The shift to such a sustainable and secure economy is absolutely feasible with technologies that are available today. In particular, the recent development of efficient hydrogen fuel cells promises to inaugurate a new era in energy production — the ‘hydrogen economy’. A fuel cell is an electrochemical device that combines hydrogen with oxygen to produce electricity and water — and nothing else! This makes hydrogen the ultimate clean fuel. At present, several companies around the world are racing to be the first to produce fuel cell systems to supply electricity for our homes and commercial buildings.

At the same time, car companies are developing hydrogen-powered hybrid electric cars that will revolutionize the automobile industry.
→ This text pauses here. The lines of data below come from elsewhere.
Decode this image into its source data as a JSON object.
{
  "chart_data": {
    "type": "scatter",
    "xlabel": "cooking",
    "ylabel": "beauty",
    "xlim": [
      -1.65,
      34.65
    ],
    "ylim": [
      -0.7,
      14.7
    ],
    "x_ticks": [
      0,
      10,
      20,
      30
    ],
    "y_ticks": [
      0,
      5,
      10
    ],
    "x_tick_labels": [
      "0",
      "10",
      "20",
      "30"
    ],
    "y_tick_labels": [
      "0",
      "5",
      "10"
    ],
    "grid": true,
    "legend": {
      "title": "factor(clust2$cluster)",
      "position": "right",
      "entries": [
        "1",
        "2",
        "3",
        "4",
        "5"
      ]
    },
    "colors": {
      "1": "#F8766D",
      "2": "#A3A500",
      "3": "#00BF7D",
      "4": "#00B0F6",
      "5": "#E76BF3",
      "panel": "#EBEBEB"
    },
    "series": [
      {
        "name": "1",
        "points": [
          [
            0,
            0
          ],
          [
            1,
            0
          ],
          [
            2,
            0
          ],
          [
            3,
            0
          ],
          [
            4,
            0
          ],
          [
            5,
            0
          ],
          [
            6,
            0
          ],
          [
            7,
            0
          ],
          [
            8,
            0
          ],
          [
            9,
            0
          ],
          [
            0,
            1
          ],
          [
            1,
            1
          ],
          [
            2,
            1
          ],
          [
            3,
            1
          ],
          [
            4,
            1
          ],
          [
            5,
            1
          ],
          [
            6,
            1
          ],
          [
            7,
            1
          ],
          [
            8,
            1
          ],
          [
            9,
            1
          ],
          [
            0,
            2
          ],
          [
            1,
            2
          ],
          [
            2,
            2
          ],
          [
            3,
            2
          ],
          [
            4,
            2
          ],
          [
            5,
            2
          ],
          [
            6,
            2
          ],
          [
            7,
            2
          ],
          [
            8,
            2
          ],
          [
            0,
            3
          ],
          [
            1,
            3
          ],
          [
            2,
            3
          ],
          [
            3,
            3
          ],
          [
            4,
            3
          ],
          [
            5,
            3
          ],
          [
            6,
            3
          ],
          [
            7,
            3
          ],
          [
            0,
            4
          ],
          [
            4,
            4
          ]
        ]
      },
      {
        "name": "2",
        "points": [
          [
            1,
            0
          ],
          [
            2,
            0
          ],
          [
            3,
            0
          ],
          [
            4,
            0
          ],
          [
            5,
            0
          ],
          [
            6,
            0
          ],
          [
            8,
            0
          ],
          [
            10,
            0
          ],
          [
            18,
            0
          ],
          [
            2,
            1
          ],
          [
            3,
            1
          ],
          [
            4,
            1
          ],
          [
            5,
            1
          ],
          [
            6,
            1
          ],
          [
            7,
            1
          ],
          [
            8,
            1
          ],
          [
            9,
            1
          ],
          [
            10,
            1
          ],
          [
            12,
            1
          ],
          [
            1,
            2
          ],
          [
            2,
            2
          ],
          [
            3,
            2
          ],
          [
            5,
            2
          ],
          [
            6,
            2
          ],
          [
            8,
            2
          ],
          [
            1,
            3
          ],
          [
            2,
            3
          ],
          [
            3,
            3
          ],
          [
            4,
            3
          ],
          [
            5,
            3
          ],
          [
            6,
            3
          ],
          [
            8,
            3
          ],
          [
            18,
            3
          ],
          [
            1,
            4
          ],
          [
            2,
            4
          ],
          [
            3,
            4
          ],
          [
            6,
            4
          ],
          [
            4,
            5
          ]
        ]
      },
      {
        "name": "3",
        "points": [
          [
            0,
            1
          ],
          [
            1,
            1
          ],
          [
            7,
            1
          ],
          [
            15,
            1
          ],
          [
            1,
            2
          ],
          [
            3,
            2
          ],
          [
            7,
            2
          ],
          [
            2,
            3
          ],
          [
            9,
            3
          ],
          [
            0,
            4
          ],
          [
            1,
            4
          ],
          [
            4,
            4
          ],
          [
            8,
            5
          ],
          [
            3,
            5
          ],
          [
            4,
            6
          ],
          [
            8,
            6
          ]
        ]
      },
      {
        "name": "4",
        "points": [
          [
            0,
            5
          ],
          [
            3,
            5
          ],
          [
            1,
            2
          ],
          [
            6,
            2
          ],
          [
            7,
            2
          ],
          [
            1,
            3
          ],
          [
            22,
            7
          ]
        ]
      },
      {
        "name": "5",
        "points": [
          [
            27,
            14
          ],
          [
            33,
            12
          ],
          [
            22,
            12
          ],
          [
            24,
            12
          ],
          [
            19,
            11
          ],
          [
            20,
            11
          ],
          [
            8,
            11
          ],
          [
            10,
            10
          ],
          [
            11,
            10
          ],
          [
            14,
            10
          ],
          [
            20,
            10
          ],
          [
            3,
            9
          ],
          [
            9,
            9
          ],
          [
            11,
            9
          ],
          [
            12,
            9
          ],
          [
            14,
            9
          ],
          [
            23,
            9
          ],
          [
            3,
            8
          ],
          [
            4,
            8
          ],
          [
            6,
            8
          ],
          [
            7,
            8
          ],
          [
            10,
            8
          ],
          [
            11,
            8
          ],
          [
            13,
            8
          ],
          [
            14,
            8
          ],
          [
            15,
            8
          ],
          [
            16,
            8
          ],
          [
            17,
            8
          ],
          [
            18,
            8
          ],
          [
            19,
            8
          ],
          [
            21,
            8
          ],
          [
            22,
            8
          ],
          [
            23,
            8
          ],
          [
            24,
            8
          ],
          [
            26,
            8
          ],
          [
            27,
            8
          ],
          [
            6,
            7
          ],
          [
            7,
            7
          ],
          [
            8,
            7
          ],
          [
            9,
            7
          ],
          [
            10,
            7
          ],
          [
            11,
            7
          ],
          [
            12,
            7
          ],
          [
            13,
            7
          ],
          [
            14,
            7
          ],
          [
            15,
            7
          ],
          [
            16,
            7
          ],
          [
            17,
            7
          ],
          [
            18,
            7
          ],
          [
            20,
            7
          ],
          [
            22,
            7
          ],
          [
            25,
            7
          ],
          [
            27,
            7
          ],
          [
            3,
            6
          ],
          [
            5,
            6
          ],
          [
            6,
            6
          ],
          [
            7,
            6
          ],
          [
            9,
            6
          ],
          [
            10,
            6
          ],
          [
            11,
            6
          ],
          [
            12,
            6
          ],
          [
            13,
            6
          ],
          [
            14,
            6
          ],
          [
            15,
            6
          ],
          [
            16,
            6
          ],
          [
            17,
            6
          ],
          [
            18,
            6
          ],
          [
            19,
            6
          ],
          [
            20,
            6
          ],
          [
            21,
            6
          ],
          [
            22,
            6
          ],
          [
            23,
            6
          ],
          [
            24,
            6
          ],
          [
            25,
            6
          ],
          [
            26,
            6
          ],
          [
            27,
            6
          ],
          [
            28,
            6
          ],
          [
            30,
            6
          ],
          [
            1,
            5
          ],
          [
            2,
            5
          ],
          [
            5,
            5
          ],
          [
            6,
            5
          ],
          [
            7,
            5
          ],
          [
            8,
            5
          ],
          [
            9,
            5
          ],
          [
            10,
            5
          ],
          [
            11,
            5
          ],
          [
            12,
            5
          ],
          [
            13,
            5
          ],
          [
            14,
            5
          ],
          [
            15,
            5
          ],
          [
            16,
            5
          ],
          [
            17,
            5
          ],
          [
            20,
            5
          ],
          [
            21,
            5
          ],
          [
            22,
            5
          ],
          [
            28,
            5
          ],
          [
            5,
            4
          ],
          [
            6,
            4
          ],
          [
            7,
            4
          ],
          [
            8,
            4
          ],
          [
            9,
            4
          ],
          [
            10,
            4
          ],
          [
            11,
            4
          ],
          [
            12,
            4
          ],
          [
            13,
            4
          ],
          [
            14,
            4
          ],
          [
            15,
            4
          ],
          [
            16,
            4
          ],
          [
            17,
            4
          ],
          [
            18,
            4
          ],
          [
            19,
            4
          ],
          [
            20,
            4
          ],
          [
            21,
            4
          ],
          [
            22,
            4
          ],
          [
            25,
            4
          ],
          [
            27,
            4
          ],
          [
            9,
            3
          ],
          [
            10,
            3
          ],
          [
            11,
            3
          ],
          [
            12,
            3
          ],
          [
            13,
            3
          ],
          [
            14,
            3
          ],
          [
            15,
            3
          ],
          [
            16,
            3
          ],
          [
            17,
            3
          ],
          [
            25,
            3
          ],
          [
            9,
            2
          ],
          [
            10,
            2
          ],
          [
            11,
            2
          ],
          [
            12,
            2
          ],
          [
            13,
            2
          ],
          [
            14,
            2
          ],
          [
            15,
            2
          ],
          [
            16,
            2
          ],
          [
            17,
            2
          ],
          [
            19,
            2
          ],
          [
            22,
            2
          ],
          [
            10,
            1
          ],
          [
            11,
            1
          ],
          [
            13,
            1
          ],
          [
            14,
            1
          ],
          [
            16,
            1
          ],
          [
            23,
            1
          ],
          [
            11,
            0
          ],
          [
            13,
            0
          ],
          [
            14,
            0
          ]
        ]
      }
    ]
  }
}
The gradual replacement of the US car fleet with these ‘hypercars’ would eventually save all the oil OPEC now sells and, in addition, would reduce America’s co2 emissions by about two-thirds.

The hydrogen economy will eventually be realized, because it features superior technologies — more economical, safer, and ecologically sustainable. However, this development could be accelerated dramatically with massive investments by the federal government. Such investments would not only bring great environmental and health benefits, but would also significantly increase our security. Moreover, massive federal investments to put a hydrogen infrastructure in place would create tens of thousands of jobs and would give the sagging US economy a tremendous boost.

The obstacles that stand in the way of a secure and sustainable future are neither conceptual nor technical. All we need is the moral and political will. To quote Tony Blair once more, "This is a moment to seize. The kaleidoscope has been shaken. The pieces are in flux. Soon they will settle again. Before they do, let us re-order this world around us … Today, humankind has the science and technology to destroy itself or to provide prosperity to all. Yet science can’t make that choice for us. Only the moral power of a world acting as a community can …

For those people who lost their lives on 11th September and those that mourn them; now is the time for the strength to build that community. Let that be their memorial."